Posted by Steven Russolillo on September 09, 2009
Autos, Economy, TARP, Treasury Department, Washington / Comments Off
Did you really say "TARP profit? Are you sure about that?

Did you really say "TARP profit? Are you sure about that?

We’ve been critical of the supposed TARP profits everyone’s been talking about over the last few weeks. And now there’s more evidence to back up our skepticism.

Treasury Department likely won’t recover all of taxpayers’ investments in GM and Chrysler, according to the Congressional Oversight Panel. The Treasury has given nearly $80 billion in aid to the entire auto sector. Some loans have already been repaid, but it’s doubtful all loans to GM and Chrysler will be paid back in full.

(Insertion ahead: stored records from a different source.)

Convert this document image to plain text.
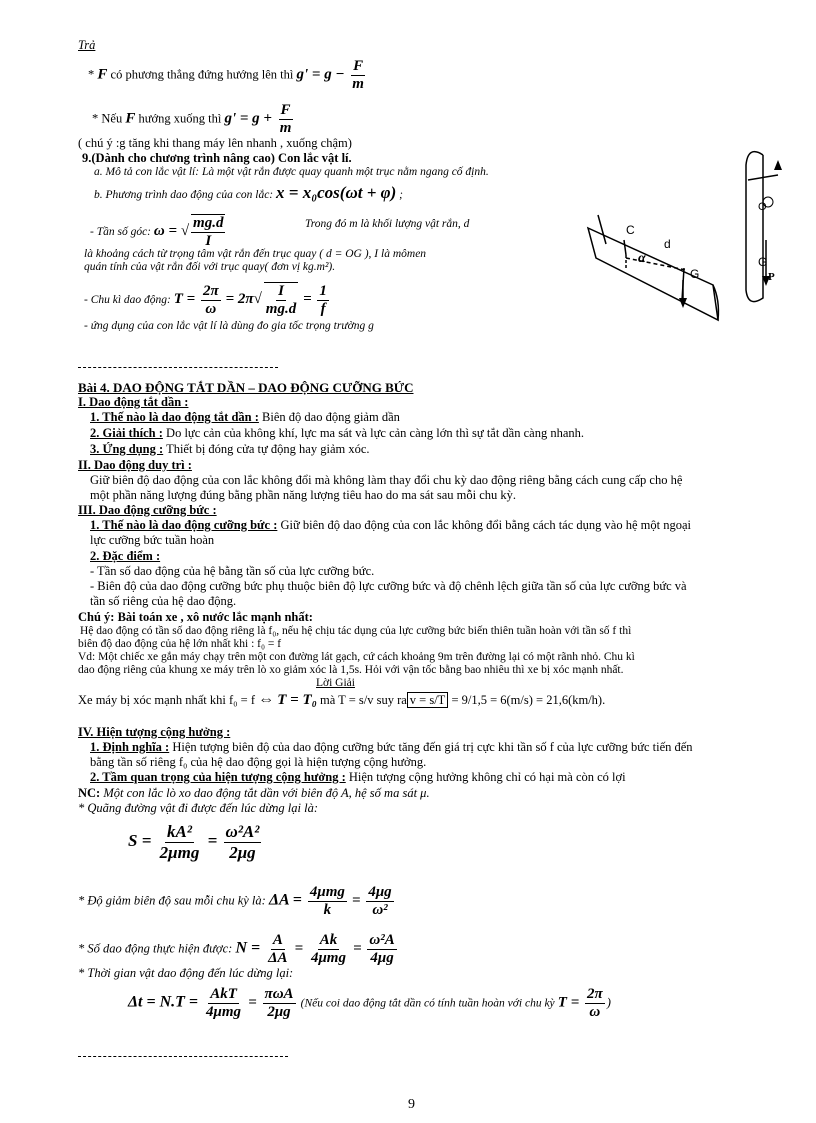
Trả
* F có phương thẳng đứng hướng lên thì $g' = g - \frac{F}{m}$
* Nếu F hướng xuống thì $g' = g + \frac{F}{m}$
( chú ý :g tăng khi thang máy lên nhanh , xuống chậm)
9.(Dành cho chương trình nâng cao) Con lắc vật lí.
a. Mô tả con lắc vật lí: Là một vật rắn được quay quanh một trục nằm ngang cố định.
b. Phương trình dao động của con lắc: x = x₀cos(ωt + φ) ;
- Tần số góc: ω = √ $\frac{mg.d}{I}$	Trong đó m là khối lượng vật rắn, d
là khoảng cách từ trọng tâm vật rắn đến trục quay ( d = OG ), I là mômen
quán tính của vật rắn đối với trục quay( đơn vị kg.m²).
- Chu kì dao động: $T = \frac{2\pi}{\omega} = 2\pi√ \frac{I}{mg.d} = \frac{1}{f}$
- ứng dụng của con lắc vật lí là dùng đo gia tốc trọng trường g
C
d
α
G
O
G
P
Bài 4. DAO ĐỘNG TẮT DẦN – DAO ĐỘNG CƯỠNG BỨC
I. Dao động tắt dần :
1. Thế nào là dao động tắt dần : Biên độ dao động giảm dần
2. Giải thích : Do lực cản của không khí, lực ma sát và lực cản càng lớn thì sự tắt dần càng nhanh.
3. Ứng dụng : Thiết bị đóng cửa tự động hay giảm xóc.
II. Dao động duy trì :
Giữ biên độ dao động của con lắc không đổi mà không làm thay đổi chu kỳ dao động riêng bằng cách cung cấp cho hệ
một phần năng lượng đúng bằng phần năng lượng tiêu hao do ma sát sau mỗi chu kỳ.
III. Dao động cưỡng bức :
1. Thế nào là dao động cưỡng bức : Giữ biên độ dao động của con lắc không đổi bằng cách tác dụng vào hệ một ngoại
lực cưỡng bức tuần hoàn
2. Đặc điểm :
- Tần số dao động của hệ bằng tần số của lực cưỡng bức.
- Biên độ của dao động cưỡng bức phụ thuộc biên độ lực cưỡng bức và độ chênh lệch giữa tần số của lực cưỡng bức và
tần số riêng của hệ dao động.
Chú ý: Bài toán xe , xô nước lắc mạnh nhất:
Hệ dao động có tần số dao động riêng là f₀, nếu hệ chịu tác dụng của lực cưỡng bức biến thiên tuần hoàn với tần số f thì
biên độ dao động của hệ lớn nhất khi : f₀ = f
Vd: Một chiếc xe gắn máy chạy trên một con đường lát gạch, cứ cách khoảng 9m trên đường lại có một rãnh nhỏ. Chu kì
dao động riêng của khung xe máy trên lò xo giảm xóc là 1,5s. Hỏi với vận tốc bằng bao nhiêu thì xe bị xóc mạnh nhất.
Lời Giải
Xe máy bị xóc mạnh nhất khi f₀ = f ⇔ T = T₀ mà T = s/v suy ra v = s/T = 9/1,5 = 6(m/s) = 21,6(km/h).
IV. Hiện tượng cộng hưởng :
1. Định nghĩa : Hiện tượng biên độ của dao động cưỡng bức tăng đến giá trị cực khi tần số f của lực cưỡng bức tiến đến
bằng tần số riêng f₀ của hệ dao động gọi là hiện tượng cộng hưởng.
2. Tầm quan trọng của hiện tượng cộng hưởng : Hiện tượng cộng hưởng không chỉ có hại mà còn có lợi
NC: Một con lắc lò xo dao động tắt dần với biên độ A, hệ số ma sát μ.
* Quãng đường vật đi được đến lúc dừng lại là:
$S = \frac{\text{kA²}}{\text{2μmg}} = \frac{\text{ω²A²}}{2\mu g}$
* Độ giảm biên độ sau mỗi chu kỳ là: $\Delta A = \frac{\text{4μmg}}{k} = \frac{4\mu g}{\text{ω²}}$
* Số dao động thực hiện được: $N = \frac{A}{\Delta A} = \frac{Ak}{\text{4μmg}} = \frac{\text{ω²A}}{4\mu g}$
* Thời gian vật dao động đến lúc dừng lại:
$\Delta t = N.T = \frac{\text{AkT}}{\text{4μmg}} = \frac{\text{πωA}}{2\mu g}$ (Nếu coi dao động tắt dần có tính tuần hoàn với chu kỳ $T = \frac{2\pi}{\omega}$ )
9
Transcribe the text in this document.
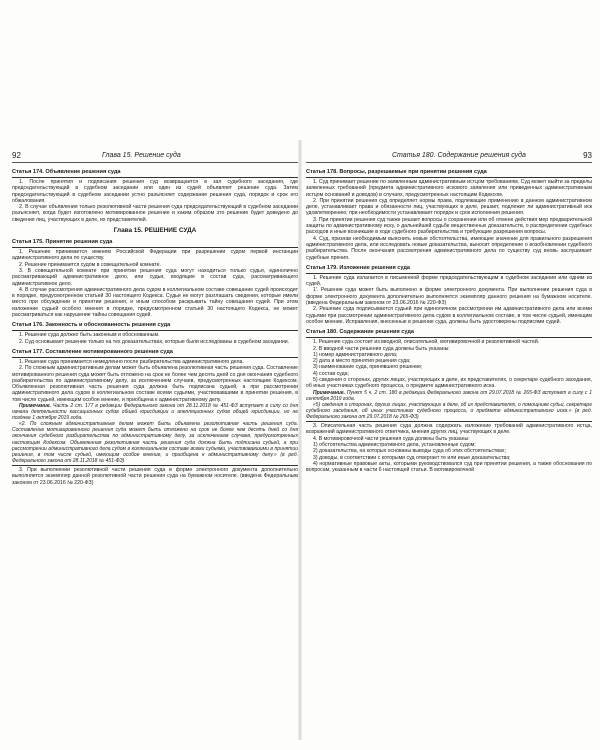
92	Глава 15. Решение суда
Статья 174. Объявление решения суда

1. После принятия и подписания решения суд возвращается в зал судебного заседания, где председательствующий в судебном заседании или один из судей объявляет решение суда. Затем председательствующий в судебном заседании устно разъясняет содержание решения суда, порядок и срок его обжалования.

2. В случае объявления только резолютивной части решения суда председательствующий в судебном заседании разъясняет, когда будет изготовлено мотивированное решение и каким образом это решение будет доведено до сведения лиц, участвующих в деле, их представителей.

Глава 15. РЕШЕНИЕ СУДА
Статья 175. Принятие решения суда

1. Решение принимается именем Российской Федерации при разрешении судом первой инстанции административного дела по существу.

2. Решение принимается судом в совещательной комнате.

3. В совещательной комнате при принятии решения суда могут находиться только судья, единолично рассматривающий административное дело, или судьи, входящие в состав суда, рассматривающего административное дело.

4. В случае рассмотрения административного дела судом в коллегиальном составе совещание судей происходит в порядке, предусмотренном статьей 30 настоящего Кодекса. Судьи не могут разглашать сведения, которые имели место при обсуждении и принятии решения, и иным способом раскрывать тайну совещания судей. При этом изложение судьей особого мнения в порядке, предусмотренном статьей 30 настоящего Кодекса, не может рассматриваться как нарушение тайны совещания судей.

Статья 176. Законность и обоснованность решения суда

1. Решение суда должно быть законным и обоснованным.

2. Суд основывает решение только на тех доказательствах, которые были исследованы в судебном заседании.

Статья 177. Составление мотивированного решения суда

1. Решение суда принимается немедленно после разбирательства административного дела.

2. По сложным административным делам может быть объявлена резолютивная часть решения суда. Составление мотивированного решения суда может быть отложено на срок не более чем десять дней со дня окончания судебного разбирательства по административному делу, за исключением случаев, предусмотренных настоящим Кодексом. Объявленная резолютивная часть решения суда должна быть подписана судьей, а при рассмотрении административного дела судом в коллегиальном составе всеми судьями, участвовавшими в принятии решения, в том числе судьей, имеющим особое мнение, и приобщена к административному делу.

Примечание. Часть 2 ст. 177 в редакции Федерального закона от 28.11.2018 № 451-ФЗ вступает в силу со дня начала деятельности кассационных судов общей юрисдикции и апелляционных судов общей юрисдикции, но не позднее 1 октября 2019 года.

«2. По сложным административным делам может быть объявлена резолютивная часть решения суда. Составление мотивированного решения суда может быть отложено на срок не более чем десять дней со дня окончания судебного разбирательства по административному делу, за исключением случаев, предусмотренных настоящим Кодексом. Объявленная резолютивная часть решения суда должна быть подписана судьей, а при рассмотрении административного дела судом в коллегиальном составе всеми судьями, участвовавшими в принятии решения, в том числе судьей, имеющим особое мнение, и приобщена к административному делу.» (в ред. Федерального закона от 28.11.2018 № 451-ФЗ)

3. При выполнении резолютивной части решения суда в форме электронного документа дополнительно выполняется экземпляр данной резолютивной части решения суда на бумажном носителе. (введена Федеральным законом от 23.06.2016 № 220-ФЗ)

Статья 180. Содержание решения суда	93
Статья 178. Вопросы, разрешаемые при принятии решения суда

1. Суд принимает решение по заявленным административным истцом требованиям. Суд может выйти за пределы заявленных требований (предмета административного искового заявления или приведенных административным истцом оснований и доводов) в случаях, предусмотренных настоящим Кодексом.

2. При принятии решения суд определяет нормы права, подлежащие применению в данном административном деле, устанавливает права и обязанности лиц, участвующих в деле, решает, подлежит ли административный иск удовлетворению; при необходимости устанавливает порядок и срок исполнения решения.

3. При принятии решения суд также решает вопросы о сохранении или об отмене действия мер предварительной защиты по административному иску, о дальнейшей судьбе вещественных доказательств, о распределении судебных расходов и иные возникшие в ходе судебного разбирательства и требующие разрешения вопросы.

4. Суд, признав необходимым выяснить новые обстоятельства, имеющие значение для правильного разрешения административного дела, или исследовать новые доказательства, выносит определение о возобновлении судебного разбирательства. После окончания рассмотрения административного дела по существу суд вновь заслушивает судебные прения.

Статья 179. Изложение решения суда

1. Решение суда излагается в письменной форме председательствующим в судебном заседании или одним из судей.

1'. Решение суда может быть выполнено в форме электронного документа. При выполнении решения суда в форме электронного документа дополнительно выполняется экземпляр данного решения на бумажном носителе. (введена Федеральным законом от 23.06.2016 № 220-ФЗ)

2. Решение суда подписывается судьей при единоличном рассмотрении им административного дела или всеми судьями при рассмотрении административного дела судом в коллегиальном составе, в том числе судьей, имеющим особое мнение. Исправления, внесенные в решение суда, должны быть удостоверены подписями судей.

Статья 180. Содержание решения суда

1. Решение суда состоит из вводной, описательной, мотивировочной и резолютивной частей.

2. В вводной части решения суда должны быть указаны:

1) номер административного дела;

2) дата и место принятия решения суда;

3) наименование суда, принявшего решение;

4) состав суда;

5) сведения о сторонах, других лицах, участвующих в деле, их представителях, о секретаре судебного заседания, об иных участниках судебного процесса, о предмете административного иска.

Примечание. Пункт 5 ч. 2 ст. 180 в редакции Федерального закона от 29.07.2018 № 265-ФЗ вступает в силу с 1 сентября 2019 года.

«5) сведения о сторонах, других лицах, участвующих в деле, об их представителях, о помощнике судьи, секретаре судебного заседания, об иных участниках судебного процесса, о предмете административного иска.» (в ред. Федерального закона от 29.07.2018 № 265-ФЗ)

3. Описательная часть решения суда должна содержать изложение требований административного истца, возражений административного ответчика, мнения других лиц, участвующих в деле.

4. В мотивировочной части решения суда должны быть указаны:

1) обстоятельства административного дела, установленные судом;

2) доказательства, на которых основаны выводы суда об этих обстоятельствах;

3) доводы, в соответствии с которыми суд отвергает те или иные доказательства;

4) нормативные правовые акты, которыми руководствовался суд при принятии решения, а также обоснования по вопросам, указанным в части 6 настоящей статьи. В мотивировочной
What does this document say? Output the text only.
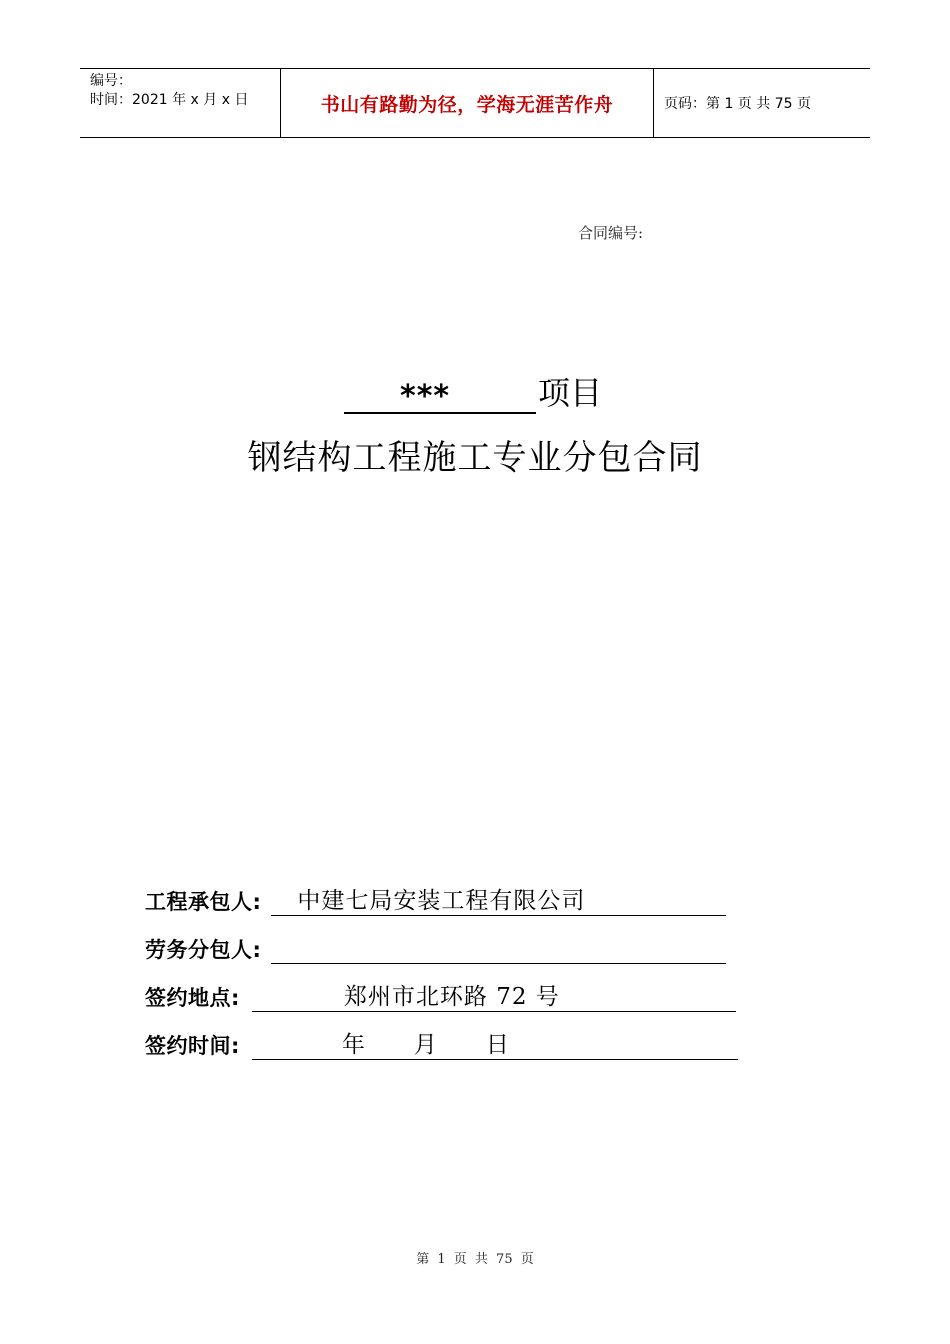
编号：
时间：2021 年 x 月 x 日	书山有路勤为径，学海无涯苦作舟	页码：第 1 页 共 75 页
合同编号:
***	项目
钢结构工程施工专业分包合同
工程承包人: 中建七局安装工程有限公司
劳务分包人:
签约地点:	郑州市北环路 72 号
签约时间:	年 月 日
第 1 页 共 75 页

Look, the Treasury may have made money off the eight biggest banks that repaid their TARP obligations. But it’s irresponsible to call the government’s bailout plans profitable at this point in the game without considering all the parties involved. Losses from from AIG, Fannie Mae (FNM), Freddie Mac (FRE) and the auto makers, not to mention other costs such as stimulus plans and lost tax revenue, were largely ignored when pundits were talking about TARP profitability.

So why have several financial firms been able to repay TARP, but the auto makers can’t? Part of the reason is GM and Chrysler were losing market share before the crisis ensued, whereas financial firms were doing well, Time’s Curious Capitalist blogger Justin Fox says

“The banks simply aren’t in the same competitive bind GM and Chrysler are,” he says.